A split 70s LP – with two earlier classics! First up is How I Feel About
Jazz – an important early album from Quincy Jones! Q's working here in some of his hippest settings of the 50s – scoring longish versions of jazz tunes for groups that include players like Lucky Thompson on tenor, Herbie Mann on flute, Art Farmer on trumpet, Phil Woods and Gene Quill on alto sax, Hank Jones on piano, and even Charles Mingus on bass! As with most Jones albums of the time
, Quincy has a way of making a bigger group sound nice and lean – hitting some especially nice edges along with the rhythms, and really showing the way towards a new soulful sound for a bigger band.

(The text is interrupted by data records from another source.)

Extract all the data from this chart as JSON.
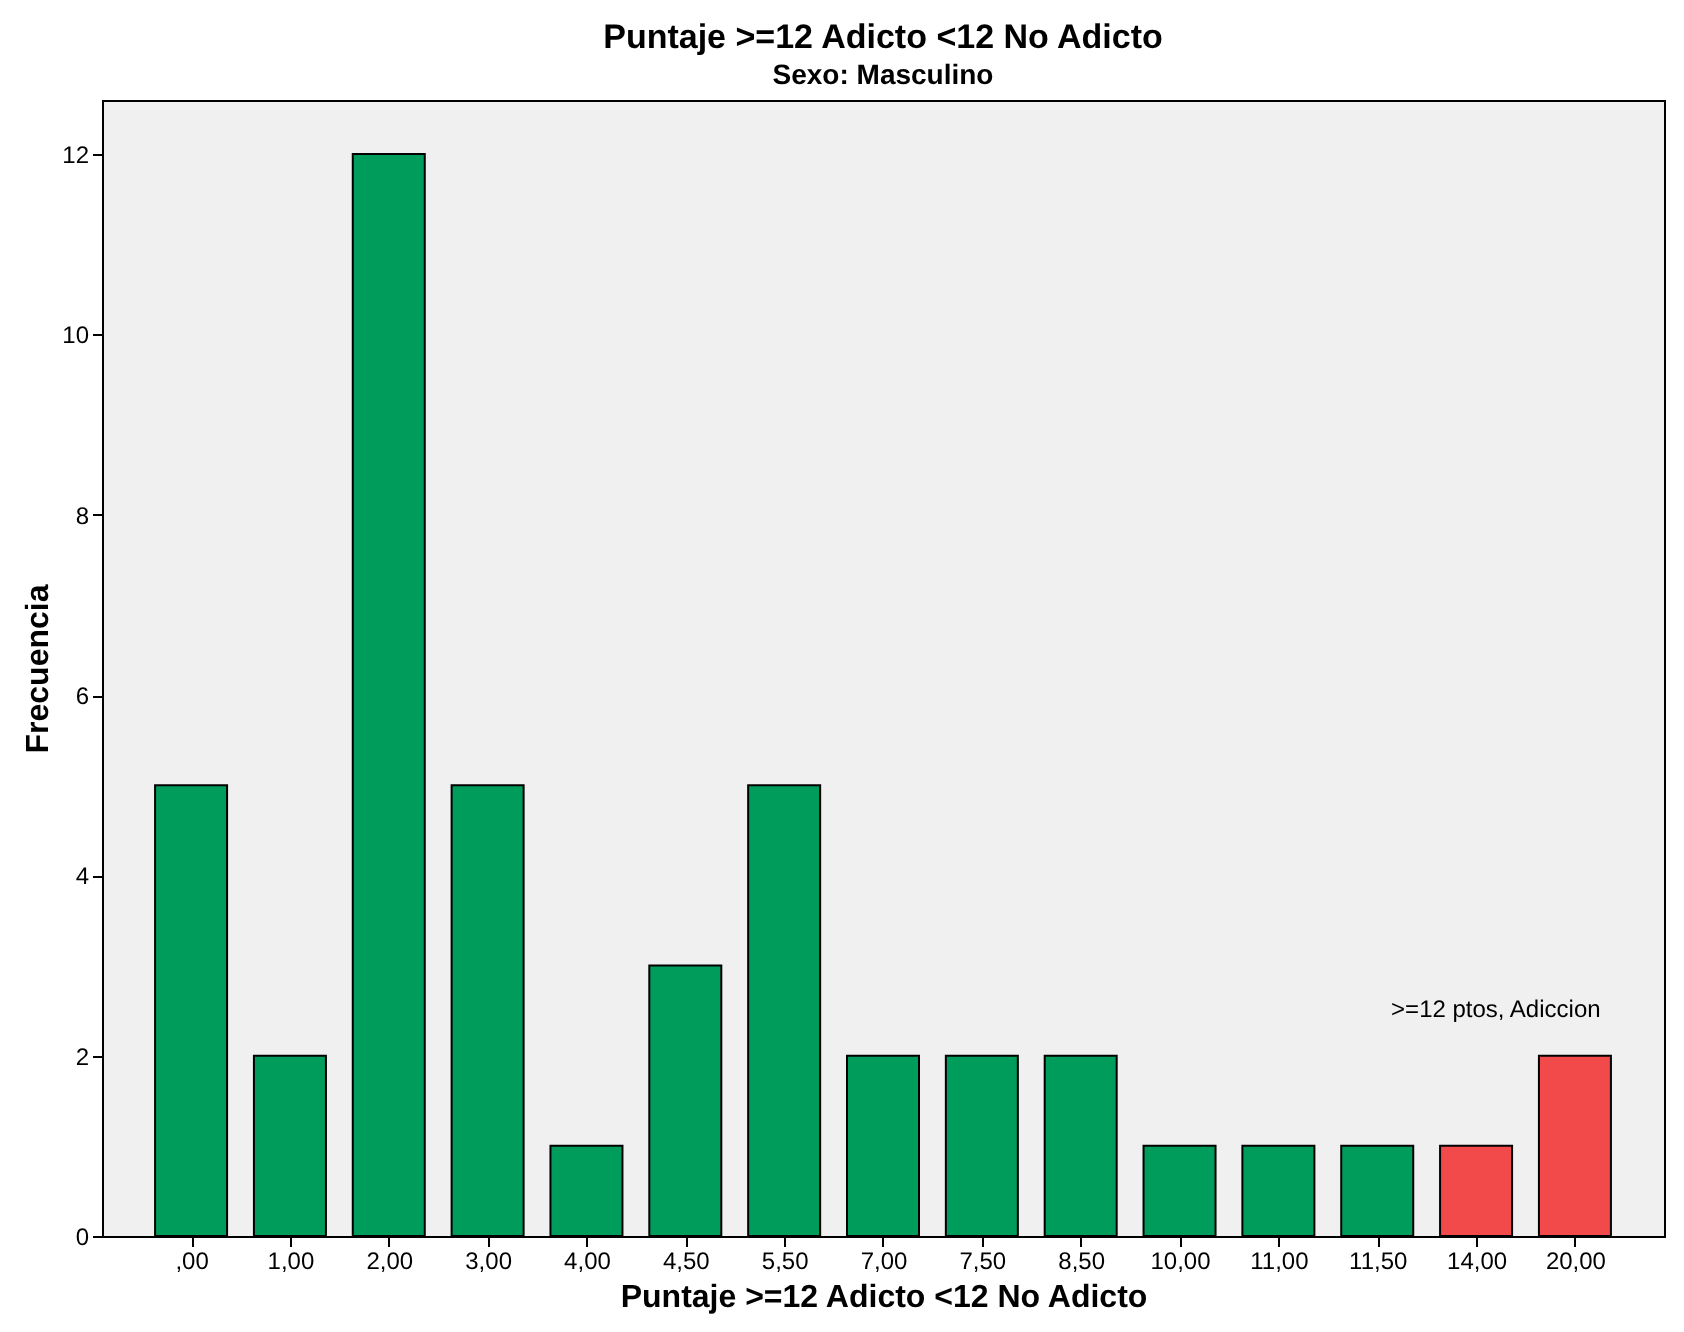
{
  "chart_data": {
    "type": "bar",
    "title": "Puntaje >=12 Adicto <12 No Adicto",
    "subtitle": "Sexo: Masculino",
    "xlabel": "Puntaje >=12 Adicto <12 No Adicto",
    "ylabel": "Frecuencia",
    "categories": [
      ",00",
      "1,00",
      "2,00",
      "3,00",
      "4,00",
      "4,50",
      "5,50",
      "7,00",
      "7,50",
      "8,50",
      "10,00",
      "11,00",
      "11,50",
      "14,00",
      "20,00"
    ],
    "values": [
      5,
      2,
      12,
      5,
      1,
      3,
      5,
      2,
      2,
      2,
      1,
      1,
      1,
      1,
      2
    ],
    "colors": [
      "#009c5b",
      "#009c5b",
      "#009c5b",
      "#009c5b",
      "#009c5b",
      "#009c5b",
      "#009c5b",
      "#009c5b",
      "#009c5b",
      "#009c5b",
      "#009c5b",
      "#009c5b",
      "#009c5b",
      "#f24a4a",
      "#f24a4a"
    ],
    "ylim": [
      0,
      12.6
    ],
    "yticks": [
      0,
      2,
      4,
      6,
      8,
      10,
      12
    ],
    "grid": false,
    "annotations": [
      ">=12 ptos, Adiccion"
    ]
  }
}
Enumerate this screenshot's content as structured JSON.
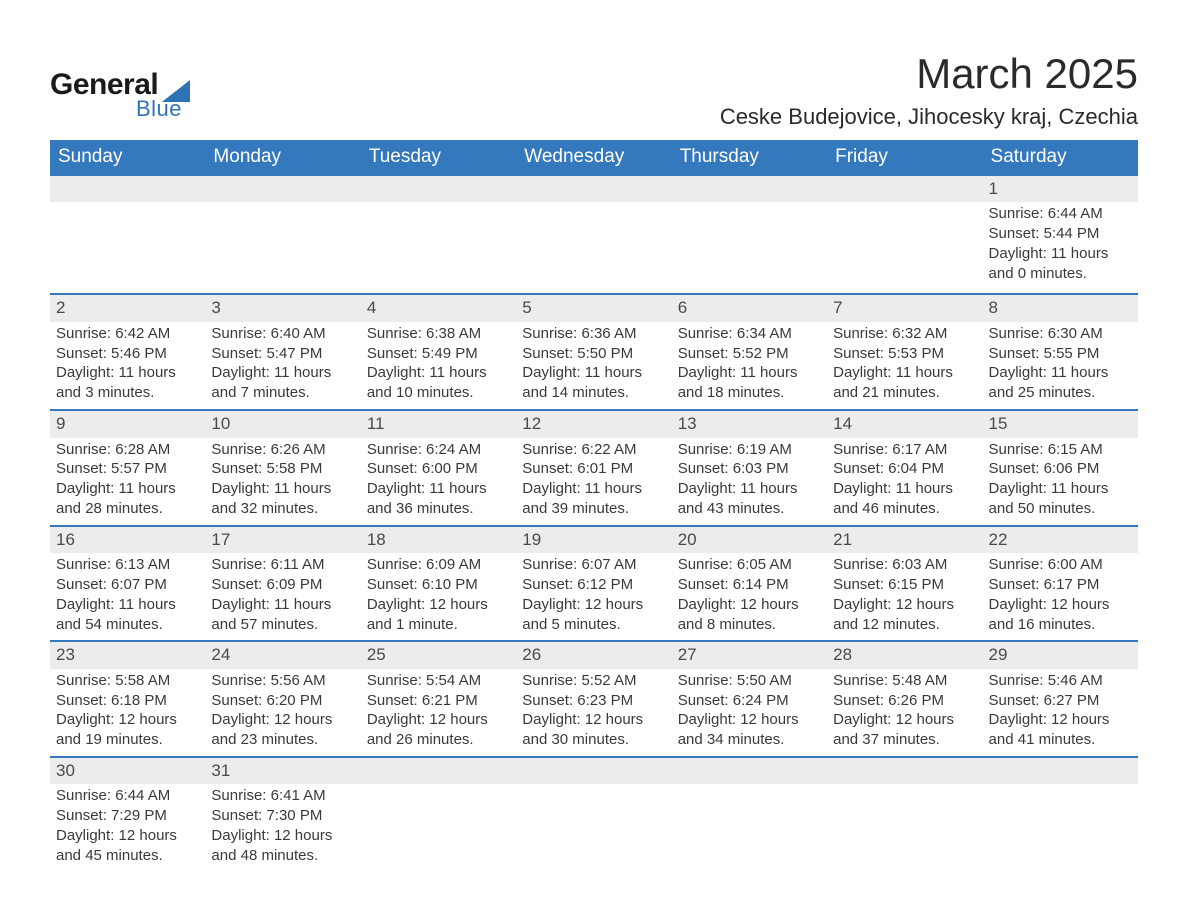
{
  "logo": {
    "general": "General",
    "blue": "Blue",
    "tri_color": "#2f73b5"
  },
  "title": {
    "month": "March 2025",
    "location": "Ceske Budejovice, Jihocesky kraj, Czechia"
  },
  "style": {
    "header_bg": "#3478bd",
    "header_fg": "#ffffff",
    "daynum_bg": "#ececec",
    "row_border": "#3478bd",
    "text_color": "#3a3a3a",
    "title_fontsize": 42,
    "location_fontsize": 22,
    "header_fontsize": 19,
    "daynum_fontsize": 17,
    "body_fontsize": 15
  },
  "daysOfWeek": [
    "Sunday",
    "Monday",
    "Tuesday",
    "Wednesday",
    "Thursday",
    "Friday",
    "Saturday"
  ],
  "weeks": [
    [
      null,
      null,
      null,
      null,
      null,
      null,
      {
        "n": "1",
        "sr": "6:44 AM",
        "ss": "5:44 PM",
        "dl": "11 hours and 0 minutes."
      }
    ],
    [
      {
        "n": "2",
        "sr": "6:42 AM",
        "ss": "5:46 PM",
        "dl": "11 hours and 3 minutes."
      },
      {
        "n": "3",
        "sr": "6:40 AM",
        "ss": "5:47 PM",
        "dl": "11 hours and 7 minutes."
      },
      {
        "n": "4",
        "sr": "6:38 AM",
        "ss": "5:49 PM",
        "dl": "11 hours and 10 minutes."
      },
      {
        "n": "5",
        "sr": "6:36 AM",
        "ss": "5:50 PM",
        "dl": "11 hours and 14 minutes."
      },
      {
        "n": "6",
        "sr": "6:34 AM",
        "ss": "5:52 PM",
        "dl": "11 hours and 18 minutes."
      },
      {
        "n": "7",
        "sr": "6:32 AM",
        "ss": "5:53 PM",
        "dl": "11 hours and 21 minutes."
      },
      {
        "n": "8",
        "sr": "6:30 AM",
        "ss": "5:55 PM",
        "dl": "11 hours and 25 minutes."
      }
    ],
    [
      {
        "n": "9",
        "sr": "6:28 AM",
        "ss": "5:57 PM",
        "dl": "11 hours and 28 minutes."
      },
      {
        "n": "10",
        "sr": "6:26 AM",
        "ss": "5:58 PM",
        "dl": "11 hours and 32 minutes."
      },
      {
        "n": "11",
        "sr": "6:24 AM",
        "ss": "6:00 PM",
        "dl": "11 hours and 36 minutes."
      },
      {
        "n": "12",
        "sr": "6:22 AM",
        "ss": "6:01 PM",
        "dl": "11 hours and 39 minutes."
      },
      {
        "n": "13",
        "sr": "6:19 AM",
        "ss": "6:03 PM",
        "dl": "11 hours and 43 minutes."
      },
      {
        "n": "14",
        "sr": "6:17 AM",
        "ss": "6:04 PM",
        "dl": "11 hours and 46 minutes."
      },
      {
        "n": "15",
        "sr": "6:15 AM",
        "ss": "6:06 PM",
        "dl": "11 hours and 50 minutes."
      }
    ],
    [
      {
        "n": "16",
        "sr": "6:13 AM",
        "ss": "6:07 PM",
        "dl": "11 hours and 54 minutes."
      },
      {
        "n": "17",
        "sr": "6:11 AM",
        "ss": "6:09 PM",
        "dl": "11 hours and 57 minutes."
      },
      {
        "n": "18",
        "sr": "6:09 AM",
        "ss": "6:10 PM",
        "dl": "12 hours and 1 minute."
      },
      {
        "n": "19",
        "sr": "6:07 AM",
        "ss": "6:12 PM",
        "dl": "12 hours and 5 minutes."
      },
      {
        "n": "20",
        "sr": "6:05 AM",
        "ss": "6:14 PM",
        "dl": "12 hours and 8 minutes."
      },
      {
        "n": "21",
        "sr": "6:03 AM",
        "ss": "6:15 PM",
        "dl": "12 hours and 12 minutes."
      },
      {
        "n": "22",
        "sr": "6:00 AM",
        "ss": "6:17 PM",
        "dl": "12 hours and 16 minutes."
      }
    ],
    [
      {
        "n": "23",
        "sr": "5:58 AM",
        "ss": "6:18 PM",
        "dl": "12 hours and 19 minutes."
      },
      {
        "n": "24",
        "sr": "5:56 AM",
        "ss": "6:20 PM",
        "dl": "12 hours and 23 minutes."
      },
      {
        "n": "25",
        "sr": "5:54 AM",
        "ss": "6:21 PM",
        "dl": "12 hours and 26 minutes."
      },
      {
        "n": "26",
        "sr": "5:52 AM",
        "ss": "6:23 PM",
        "dl": "12 hours and 30 minutes."
      },
      {
        "n": "27",
        "sr": "5:50 AM",
        "ss": "6:24 PM",
        "dl": "12 hours and 34 minutes."
      },
      {
        "n": "28",
        "sr": "5:48 AM",
        "ss": "6:26 PM",
        "dl": "12 hours and 37 minutes."
      },
      {
        "n": "29",
        "sr": "5:46 AM",
        "ss": "6:27 PM",
        "dl": "12 hours and 41 minutes."
      }
    ],
    [
      {
        "n": "30",
        "sr": "6:44 AM",
        "ss": "7:29 PM",
        "dl": "12 hours and 45 minutes."
      },
      {
        "n": "31",
        "sr": "6:41 AM",
        "ss": "7:30 PM",
        "dl": "12 hours and 48 minutes."
      },
      null,
      null,
      null,
      null,
      null
    ]
  ],
  "labels": {
    "sunrise": "Sunrise: ",
    "sunset": "Sunset: ",
    "daylight": "Daylight: "
  }
}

Titles include a sublime 10 minute version of "Walkin" that kicks off the album with a great soulful groove – plus original tunes "Evening In Paris", "Stockholm Sweetnin", and "Boo's Blues", as well as a version of Cannonball Adderley's "Sermonette". Next is Quintessence – a very soulful set of big band material from Quincy Jones – recorded during that tight early 60s period when his arrangements just couldn't fail! The album's his only session for Impulse, and it's got a slightly deeper style than his work from the time
for Mercury – a bit more sophisticated, with nice modern touches that take the tunes in surprising directions. Part of the greatness of the set lies in the players – as the album features work by Curtis Fuller, Thad Jones, Stu Martin, Freddie Hubbard, Patty Brown, Phil Woods, and Jerome Richardson – and titles include "Robot Portrait", "Hard Sock Dance", "The Twitch", and "For Lena & Lennie".